The main reason for storing the column tile sprites into a tile column array is that it’s a simple and efficient method of managing the sprites for a particular column. If the baseColumnArray had a sprite for every tile in the map, then there would be wasted memory and graphics resources on the empty / transparent tiles. By storing only the visible tiles into a column array, then the tiles for that column are a known quantity which makes iterating on them easier while adding and removing tiles to the CCSpriteBatchNode.

I had originally tried using tags on the CCSprite to indicate the column, but the adding and removing was more costly than the above method since I had to iterate on numerous objects to find the column tiles to add or remove.
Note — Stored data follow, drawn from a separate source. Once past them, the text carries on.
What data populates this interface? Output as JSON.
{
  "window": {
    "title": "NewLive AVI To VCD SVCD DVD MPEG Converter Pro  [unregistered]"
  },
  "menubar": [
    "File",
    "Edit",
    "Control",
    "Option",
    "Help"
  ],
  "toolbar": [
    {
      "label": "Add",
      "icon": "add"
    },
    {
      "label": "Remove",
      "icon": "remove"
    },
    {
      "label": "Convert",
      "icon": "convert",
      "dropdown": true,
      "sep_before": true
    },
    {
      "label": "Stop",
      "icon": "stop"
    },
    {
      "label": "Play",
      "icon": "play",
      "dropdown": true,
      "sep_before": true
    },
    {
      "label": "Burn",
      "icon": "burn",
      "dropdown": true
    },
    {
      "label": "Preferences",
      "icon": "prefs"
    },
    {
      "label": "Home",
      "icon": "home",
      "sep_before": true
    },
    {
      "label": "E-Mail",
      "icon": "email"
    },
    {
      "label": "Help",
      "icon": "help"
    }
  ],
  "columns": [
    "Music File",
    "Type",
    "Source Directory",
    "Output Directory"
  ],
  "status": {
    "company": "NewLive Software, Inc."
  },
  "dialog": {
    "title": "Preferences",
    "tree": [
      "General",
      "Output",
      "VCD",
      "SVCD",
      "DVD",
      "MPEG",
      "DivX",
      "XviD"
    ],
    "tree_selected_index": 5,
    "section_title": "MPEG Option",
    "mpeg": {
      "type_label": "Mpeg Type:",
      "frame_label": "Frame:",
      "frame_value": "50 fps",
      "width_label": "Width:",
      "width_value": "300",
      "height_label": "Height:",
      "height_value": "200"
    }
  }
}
By having column arrays, it was simply a matter of finding the column array, and then adding or removing those CCSprites to/from the CCSpriteBatchNode. Here is a diagram that shows the structure of the baseColumnArray:

Layer Array to Column Array to Sprite Structure

In the above example, the sprites for the base layer in the first column of the map may be found by finding the column array 1 in position 1 of the baseColumnArray, and then iterating on the sprites in the column array 1, which includes sprites for tile positions 1, 2, 3, 13, and 14. Additionally, column 5 has sprites created for tile positions 3, 4, 7 and 13, and column 9 has sprites created for tile positions 5 and 10. Here is a visualization of the tiles from the above example:

Layer Array to Column Array to Sprite Example

The same process is repeated for the Collision tile layer. Once both the Base and Collision layer arrays are created and full of sprites, the initial set of tiles, which match the device viewport tile width (e.g. 15-18 tiles wide depending on device), are added to their respective CCSpriteBatchNode. After the game tiles and objects are fully loaded, the game is started and the interval timer starts ticking.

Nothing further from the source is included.